The trial is expected to continue through Thursday or Friday.


The Savior's Mantra: "If not for me...."

All during her decades-long ordeal, Zudis testified Tuesday, England told her that "if I'd stayed in Vietnam, I'd be a prostitute now. Or dead. That he saved my life." And that, if he was arrested, she'd go to a foster home, where she'd be raped, sold into slavery or murdered.

So what happened, instead?

Good lord.

How much more disgusting can these cases get?

Here's the part of my own adoption-story that always plagued, and bothered me.  My Aparents reminded me over and over again, "If not for us, you'd be dead, or retarded, living in an orphanage".  It took years (decades) for me to realize there was another story not being told.  Had I been put in the hands of more responsible, caring people, I could have been adopted by healthy, happy, non-dysfunctional people.... people who would not have allowed the sort of things that were done to me in that house, by disturbed members in that family.  Not once did it ever occur to my owners I could have been given so much better... I could have been adopted by better people; I could have been given a much better family.  (I didn't have to suffer and struggle as much as I did...)

Instead, those of us sold to insecure psychos are told, "If not for us, you'd be dead, or given so much worse."

[Who plays these mind-games with a child, anyway?!?]

Back to the tragic life-story of a girl sold in Vietnam.

According to reports, he  purchased the child in Vietnam in the 1960s, brought her to Orange County and later Florida while passing her off as his adopted daughter.

Question:  HOW did he get in the US with this little girl, in the first place?


According to my a-parents, if not for them, I would either have died or would have ended up in a Dickensian children's home, and nothing would have come of me.
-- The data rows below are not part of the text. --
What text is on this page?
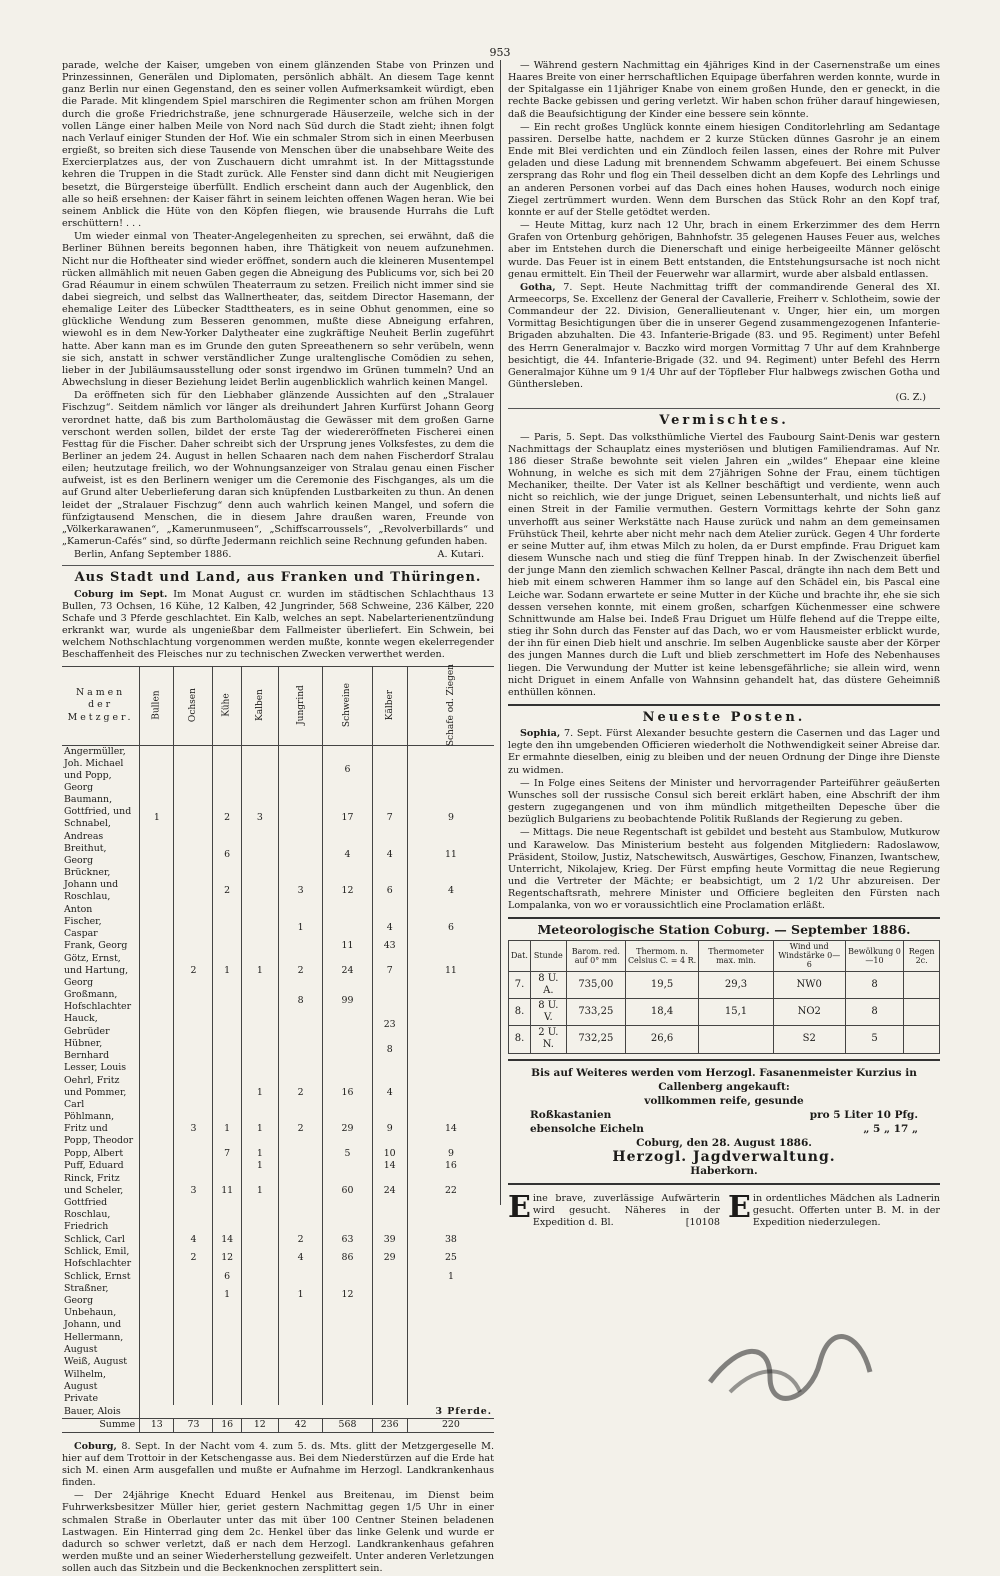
953

parade, welche der Kaiser, umgeben von einem glänzenden Stabe von Prinzen und Prinzessinnen, Generälen und Diplomaten, persönlich abhält. An diesem Tage kennt ganz Berlin nur einen Gegenstand, den es seiner vollen Aufmerksamkeit würdigt, eben die Parade. Mit klingendem Spiel marschiren die Regimenter schon am frühen Morgen durch die große Friedrichstraße, jene schnurgerade Häuserzeile, welche sich in der vollen Länge einer halben Meile von Nord nach Süd durch die Stadt zieht; ihnen folgt nach Verlauf einiger Stunden der Hof. Wie ein schmaler Strom sich in einen Meerbusen ergießt, so breiten sich diese Tausende von Menschen über die unabsehbare Weite des Exercierplatzes aus, der von Zuschauern dicht umrahmt ist. In der Mittagsstunde kehren die Truppen in die Stadt zurück. Alle Fenster sind dann dicht mit Neugierigen besetzt, die Bürgersteige überfüllt. Endlich erscheint dann auch der Augenblick, den alle so heiß ersehnen: der Kaiser fährt in seinem leichten offenen Wagen heran. Wie bei seinem Anblick die Hüte von den Köpfen fliegen, wie brausende Hurrahs die Luft erschüttern! . . .

Um wieder einmal von Theater-Angelegenheiten zu sprechen, sei erwähnt, daß die Berliner Bühnen bereits begonnen haben, ihre Thätigkeit von neuem aufzunehmen. Nicht nur die Hoftheater sind wieder eröffnet, sondern auch die kleineren Musentempel rücken allmählich mit neuen Gaben gegen die Abneigung des Publicums vor, sich bei 20 Grad Réaumur in einem schwülen Theaterraum zu setzen. Freilich nicht immer sind sie dabei siegreich, und selbst das Wallnertheater, das, seitdem Director Hasemann, der ehemalige Leiter des Lübecker Stadttheaters, es in seine Obhut genommen, eine so glückliche Wendung zum Besseren genommen, mußte diese Abneigung erfahren, wiewohl es in dem New-Yorker Dalytheater eine zugkräftige Neuheit Berlin zugeführt hatte. Aber kann man es im Grunde den guten Spreeathenern so sehr verübeln, wenn sie sich, anstatt in schwer verständlicher Zunge uraltenglische Comödien zu sehen, lieber in der Jubiläumsausstellung oder sonst irgendwo im Grünen tummeln? Und an Abwechslung in dieser Beziehung leidet Berlin augenblicklich wahrlich keinen Mangel.

Da eröffneten sich für den Liebhaber glänzende Aussichten auf den „Stralauer Fischzug“. Seitdem nämlich vor länger als dreihundert Jahren Kurfürst Johann Georg verordnet hatte, daß bis zum Bartholomäustag die Gewässer mit dem großen Garne verschont werden sollen, bildet der erste Tag der wiedereröffneten Fischerei einen Festtag für die Fischer. Daher schreibt sich der Ursprung jenes Volksfestes, zu dem die Berliner an jedem 24. August in hellen Schaaren nach dem nahen Fischerdorf Stralau eilen; heutzutage freilich, wo der Wohnungsanzeiger von Stralau genau einen Fischer aufweist, ist es den Berlinern weniger um die Ceremonie des Fischganges, als um die auf Grund alter Ueberlieferung daran sich knüpfenden Lustbarkeiten zu thun. An denen leidet der „Stralauer Fischzug“ denn auch wahrlich keinen Mangel, und sofern die fünfzigtausend Menschen, die in diesem Jahre draußen waren, Freunde von „Völkerkarawanen“, „Kamerunmuseen“, „Schiffscarroussels“, „Revolverbillards“ und „Kamerun-Cafés“ sind, so dürfte Jedermann reichlich seine Rechnung gefunden haben.

Berlin, Anfang September 1886.	A. Kutari.
Aus Stadt und Land, aus Franken und Thüringen.

Coburg im Sept. Im Monat August cr. wurden im städtischen Schlachthaus 13 Bullen, 73 Ochsen, 16 Kühe, 12 Kalben, 42 Jungrinder, 568 Schweine, 236 Kälber, 220 Schafe und 3 Pferde geschlachtet. Ein Kalb, welches an sept. Nabelarterienentzündung erkrankt war, wurde als ungenießbar dem Fallmeister überliefert. Ein Schwein, bei welchem Nothschlachtung vorgenommen werden mußte, konnte wegen ekelerregender Beschaffenheit des Fleisches nur zu technischen Zwecken verwerthet werden.

Namen der Metzger.	Bullen	Ochsen	Kühe	Kalben	Jungrind	Schweine	Kälber	Schafe od. Ziegen
Angermüller, Joh. Michael und Popp, Georg						6		
Baumann, Gottfried, und Schnabel, Andreas	1		2	3		17	7	9
Breithut, Georg			6			4	4	11
Brückner, Johann und Roschlau, Anton			2		3	12	6	4
Fischer, Caspar					1		4	6
Frank, Georg						11	43	
Götz, Ernst, und Hartung, Georg		2	1	1	2	24	7	11
Großmann, Hofschlachter					8	99		
Hauck, Gebrüder							23	
Hübner, Bernhard							8	
Lesser, Louis								
Oehrl, Fritz und Pommer, Carl				1	2	16	4	
Pöhlmann, Fritz und Popp, Theodor		3	1	1	2	29	9	14
Popp, Albert			7	1		5	10	9
Puff, Eduard				1			14	16
Rinck, Fritz und Scheler, Gottfried		3	11	1		60	24	22
Roschlau, Friedrich								
Schlick, Carl		4	14		2	63	39	38
Schlick, Emil, Hofschlachter		2	12		4	86	29	25
Schlick, Ernst			6					1
Straßner, Georg			1		1	12		
Unbehaun, Johann, und Hellermann, August								
Weiß, August								
Wilhelm, August								
Private								
Bauer, Alois	3 Pferde.							
Summe	13	73	16	12	42	568	236	220

Coburg, 8. Sept. In der Nacht vom 4. zum 5. ds. Mts. glitt der Metzgergeselle M. hier auf dem Trottoir in der Ketschengasse aus. Bei dem Niederstürzen auf die Erde hat sich M. einen Arm ausgefallen und mußte er Aufnahme im Herzogl. Landkrankenhaus finden.

— Der 24jährige Knecht Eduard Henkel aus Breitenau, im Dienst beim Fuhrwerksbesitzer Müller hier, geriet gestern Nachmittag gegen 1/5 Uhr in einer schmalen Straße in Oberlauter unter das mit über 100 Centner Steinen beladenen Lastwagen. Ein Hinterrad ging dem 2c. Henkel über das linke Gelenk und wurde er dadurch so schwer verletzt, daß er nach dem Herzogl. Landkrankenhaus gefahren werden mußte und an seiner Wiederherstellung gezweifelt. Unter anderen Verletzungen sollen auch das Sitzbein und die Beckenknochen zersplittert sein.

— Während gestern Nachmittag ein 4jähriges Kind in der Casernenstraße um eines Haares Breite von einer herrschaftlichen Equipage überfahren werden konnte, wurde in der Spitalgasse ein 11jähriger Knabe von einem großen Hunde, den er geneckt, in die rechte Backe gebissen und gering verletzt. Wir haben schon früher darauf hingewiesen, daß die Beaufsichtigung der Kinder eine bessere sein könnte.

— Ein recht großes Unglück konnte einem hiesigen Conditorlehrling am Sedantage passiren. Derselbe hatte, nachdem er 2 kurze Stücken dünnes Gasrohr je an einem Ende mit Blei verdichten und ein Zündloch feilen lassen, eines der Rohre mit Pulver geladen und diese Ladung mit brennendem Schwamm abgefeuert. Bei einem Schusse zersprang das Rohr und flog ein Theil desselben dicht an dem Kopfe des Lehrlings und an anderen Personen vorbei auf das Dach eines hohen Hauses, wodurch noch einige Ziegel zertrümmert wurden. Wenn dem Burschen das Stück Rohr an den Kopf traf, konnte er auf der Stelle getödtet werden.

— Heute Mittag, kurz nach 12 Uhr, brach in einem Erkerzimmer des dem Herrn Grafen von Ortenburg gehörigen, Bahnhofstr. 35 gelegenen Hauses Feuer aus, welches aber im Entstehen durch die Dienerschaft und einige herbeigeeilte Männer gelöscht wurde. Das Feuer ist in einem Bett entstanden, die Entstehungsursache ist noch nicht genau ermittelt. Ein Theil der Feuerwehr war allarmirt, wurde aber alsbald entlassen.

Gotha, 7. Sept. Heute Nachmittag trifft der commandirende General des XI. Armeecorps, Se. Excellenz der General der Cavallerie, Freiherr v. Schlotheim, sowie der Commandeur der 22. Division, Generallieutenant v. Unger, hier ein, um morgen Vormittag Besichtigungen über die in unserer Gegend zusammengezogenen Infanterie-Brigaden abzuhalten. Die 43. Infanterie-Brigade (83. und 95. Regiment) unter Befehl des Herrn Generalmajor v. Baczko wird morgen Vormittag 7 Uhr auf dem Krahnberge besichtigt, die 44. Infanterie-Brigade (32. und 94. Regiment) unter Befehl des Herrn Generalmajor Kühne um 9 1/4 Uhr auf der Töpfleber Flur halbwegs zwischen Gotha und Günthersleben.

(G. Z.)
Vermischtes.

— Paris, 5. Sept. Das volksthümliche Viertel des Faubourg Saint-Denis war gestern Nachmittags der Schauplatz eines mysteriösen und blutigen Familiendramas. Auf Nr. 186 dieser Straße bewohnte seit vielen Jahren ein „wildes“ Ehepaar eine kleine Wohnung, in welche es sich mit dem 27jährigen Sohne der Frau, einem tüchtigen Mechaniker, theilte. Der Vater ist als Kellner beschäftigt und verdiente, wenn auch nicht so reichlich, wie der junge Driguet, seinen Lebensunterhalt, und nichts ließ auf einen Streit in der Familie vermuthen. Gestern Vormittags kehrte der Sohn ganz unverhofft aus seiner Werkstätte nach Hause zurück und nahm an dem gemeinsamen Frühstück Theil, kehrte aber nicht mehr nach dem Atelier zurück. Gegen 4 Uhr forderte er seine Mutter auf, ihm etwas Milch zu holen, da er Durst empfinde. Frau Driguet kam diesem Wunsche nach und stieg die fünf Treppen hinab. In der Zwischenzeit überfiel der junge Mann den ziemlich schwachen Kellner Pascal, drängte ihn nach dem Bett und hieb mit einem schweren Hammer ihm so lange auf den Schädel ein, bis Pascal eine Leiche war. Sodann erwartete er seine Mutter in der Küche und brachte ihr, ehe sie sich dessen versehen konnte, mit einem großen, scharfgen Küchenmesser eine schwere Schnittwunde am Halse bei. Indeß Frau Driguet um Hülfe flehend auf die Treppe eilte, stieg ihr Sohn durch das Fenster auf das Dach, wo er vom Hausmeister erblickt wurde, der ihn für einen Dieb hielt und anschrie. Im selben Augenblicke sauste aber der Körper des jungen Mannes durch die Luft und blieb zerschmettert im Hofe des Nebenhauses liegen. Die Verwundung der Mutter ist keine lebensgefährliche; sie allein wird, wenn nicht Driguet in einem Anfalle von Wahnsinn gehandelt hat, das düstere Geheimniß enthüllen können.

Neueste Posten.

Sophia, 7. Sept. Fürst Alexander besuchte gestern die Casernen und das Lager und legte den ihn umgebenden Officieren wiederholt die Nothwendigkeit seiner Abreise dar. Er ermahnte dieselben, einig zu bleiben und der neuen Ordnung der Dinge ihre Dienste zu widmen.

— In Folge eines Seitens der Minister und hervorragender Parteiführer geäußerten Wunsches soll der russische Consul sich bereit erklärt haben, eine Abschrift der ihm gestern zugegangenen und von ihm mündlich mitgetheilten Depesche über die bezüglich Bulgariens zu beobachtende Politik Rußlands der Regierung zu geben.

— Mittags. Die neue Regentschaft ist gebildet und besteht aus Stambulow, Mutkurow und Karawelow. Das Ministerium besteht aus folgenden Mitgliedern: Radoslawow, Präsident, Stoilow, Justiz, Natschewitsch, Auswärtiges, Geschow, Finanzen, Iwantschew, Unterricht, Nikolajew, Krieg. Der Fürst empfing heute Vormittag die neue Regierung und die Vertreter der Mächte; er beabsichtigt, um 2 1/2 Uhr abzureisen. Der Regentschaftsrath, mehrere Minister und Officiere begleiten den Fürsten nach Lompalanka, von wo er voraussichtlich eine Proclamation erläßt.

Meteorologische Station Coburg. — September 1886.
Dat.	Stunde	Barom. red. auf 0° mm	Thermom. n. Celsius C. = 4 R.	Thermometer max. min.	Wind und Windstärke 0—6	Bewölkung 0—10	Regen 2c.
7.	8 U. A.	735,00	19,5	29,3	NW0	8	
8.	8 U. V.	733,25	18,4	15,1	NO2	8	
8.	2 U. N.	732,25	26,6		S2	5	
Bis auf Weiteres werden vom Herzogl. Fasanenmeister Kurzius in Callenberg angekauft:
vollkommen reife, gesunde
Roßkastanien	pro 5 Liter 10 Pfg.
ebensolche Eicheln	„ 5 „ 17 „
Coburg, den 28. August 1886.
Herzogl. Jagdverwaltung.
Haberkorn.
Eine brave, zuverlässige Aufwärterin wird gesucht. Näheres in der Expedition d. Bl.	[10108 Ein ordentliches Mädchen als Ladnerin gesucht. Offerten unter B. M. in der Expedition niederzulegen.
I wonder how many more adoptees have heard the words "if not for us".

Dumb Adoption Cliches

There should be a big, Children's Treasury of Dumb Adoption Cliches, starting with "if not for us"

Other entries:

"Well, at least you..."

"Why can't you..."

"Why don't you..."

"You should..."

"You should feel..."

"You should be..."

"In the best interest of the child"

adding to the pile of classic one-liners

"you were so loved..."

"you were chosen...."

"we are your parents...." (emphasis on the we)

"we went through so much to have you...." (emphasis on the so)

"you are so lucky to have..."

"you were not bought..."

any reference to biology, birth or first can be added, too.

Insult to ['Primal Wound'] Injury

Indeed, after reading only a few of the many many MANY abuse cases we feature, it is amazing to see (and almost hear) just how often (and similar) certain cliches and typical phrases are used by a victim's adopter.  With that, here's a treasure-gem I see far too frequently on private adoption agency websites... it's a personal favorite of mine, because it's also used by those who insist every 'chosen' adopted child is sent to live with only the best.


<drum roll.....>

"Adoption is not about finding children for families, it's about finding families for children."

Makes me wonder... out of all the people 'giving away' young children to 'better' parents/families, (so they can have a better life and future), how many of them have experienced seller's-remorse?